Another manifestation of popular culture’s interest in women who persecute crime are the wealth of syndicated judge shows that proliferated since the 1990s and which featured an actual former woman judge who presides over a fictionalized court setting. These women-judge shows replaced male-centered ones such as The People’s Court, when it was presided over by Judge Joseph Wapner (1981–1993). The overrepresentation of women judges and women judges of color in these pseudoreality judge shows such as Judge Judy (1996–present) is not as emancipatory as one might think: the visibility of a woman in power dispensing legal justice as a role model for women. Rather, these shows suggest against actual statistics that the legal world is more integrated and diverse than it actually is (Banks, 2008). Moreover, Judge Judy promotes a “conservative neoliberal ideology” (Olson, 2013b, p. 31) that suggests that women plaintiffs are at fault for their own problems and promotes a retributory and punitive order of justice (Foust, 2004).

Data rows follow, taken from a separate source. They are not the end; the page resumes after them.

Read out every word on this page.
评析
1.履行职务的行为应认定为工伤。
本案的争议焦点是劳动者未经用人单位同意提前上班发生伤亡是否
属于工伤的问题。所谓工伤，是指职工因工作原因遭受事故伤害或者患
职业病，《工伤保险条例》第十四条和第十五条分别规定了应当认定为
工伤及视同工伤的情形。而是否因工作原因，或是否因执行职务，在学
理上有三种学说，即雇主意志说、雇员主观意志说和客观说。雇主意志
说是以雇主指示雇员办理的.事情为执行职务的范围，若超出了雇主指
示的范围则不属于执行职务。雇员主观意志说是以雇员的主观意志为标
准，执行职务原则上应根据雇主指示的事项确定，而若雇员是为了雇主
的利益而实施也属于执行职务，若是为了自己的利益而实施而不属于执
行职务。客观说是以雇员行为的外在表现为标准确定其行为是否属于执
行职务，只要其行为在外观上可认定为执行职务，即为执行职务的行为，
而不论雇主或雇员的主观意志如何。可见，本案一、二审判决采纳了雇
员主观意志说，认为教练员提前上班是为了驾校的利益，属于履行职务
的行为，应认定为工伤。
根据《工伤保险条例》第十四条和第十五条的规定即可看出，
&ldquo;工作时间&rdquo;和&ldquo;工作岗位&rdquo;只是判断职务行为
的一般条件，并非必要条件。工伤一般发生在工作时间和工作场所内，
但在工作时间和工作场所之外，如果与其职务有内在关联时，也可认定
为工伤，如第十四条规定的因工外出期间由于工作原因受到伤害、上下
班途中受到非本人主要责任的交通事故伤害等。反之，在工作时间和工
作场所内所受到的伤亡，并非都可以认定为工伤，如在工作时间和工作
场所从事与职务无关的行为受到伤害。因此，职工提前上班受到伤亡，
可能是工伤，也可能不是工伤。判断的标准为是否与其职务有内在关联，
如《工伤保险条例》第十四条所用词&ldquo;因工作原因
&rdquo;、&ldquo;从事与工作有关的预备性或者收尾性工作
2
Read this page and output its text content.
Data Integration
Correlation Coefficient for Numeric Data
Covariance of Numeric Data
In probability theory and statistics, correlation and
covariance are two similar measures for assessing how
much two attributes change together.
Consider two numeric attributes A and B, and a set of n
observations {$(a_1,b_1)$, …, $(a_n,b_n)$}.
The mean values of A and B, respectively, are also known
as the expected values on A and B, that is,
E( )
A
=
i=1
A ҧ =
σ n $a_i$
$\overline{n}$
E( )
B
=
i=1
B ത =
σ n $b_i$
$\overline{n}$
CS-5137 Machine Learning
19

Such syndic-court shows substitute strong women figures, often women of color, in the place of what was traditionally male one in order to reify a retributive model of justice that corresponds to the punitive turn in American penal politics since the 1970s. The substitution of a tokenized minority figure, here a woman in place of the overwhelming number of male white justices, renders conservative penal politics more palatable: After all, that it is a woman verbally abusing the more than 70% women plaintiffs to tell them how stupid they are renders the scapegoating of these women more palatable. A history of systemic sexism, in conjunction with racism, is visually erased.
How Can Feminist Work on Representations of Pop Culture and Crime Be Done?
In approaching pop culture and crime from a feminist perspective, one may ask to what degree a masculinist vision of justice and penalty is portrayed, questioned, or reified. Does the depiction of crime, and that far more slippery concept of justice, allow for women’s subjectivity in relation to it? How do generic expectations shape these depictions? Is the intended addressee of the text gendered as female or male? How do the formal means of the telling or showing contribute to the text’s depiction of the relation between women and justice?
In film and television, the formal means comprise the mise en scène, cinematography, and sound. These are the type of questions one may ask as one pursues a feminist approach to popular culture and crime, which perforce has a transformative intention.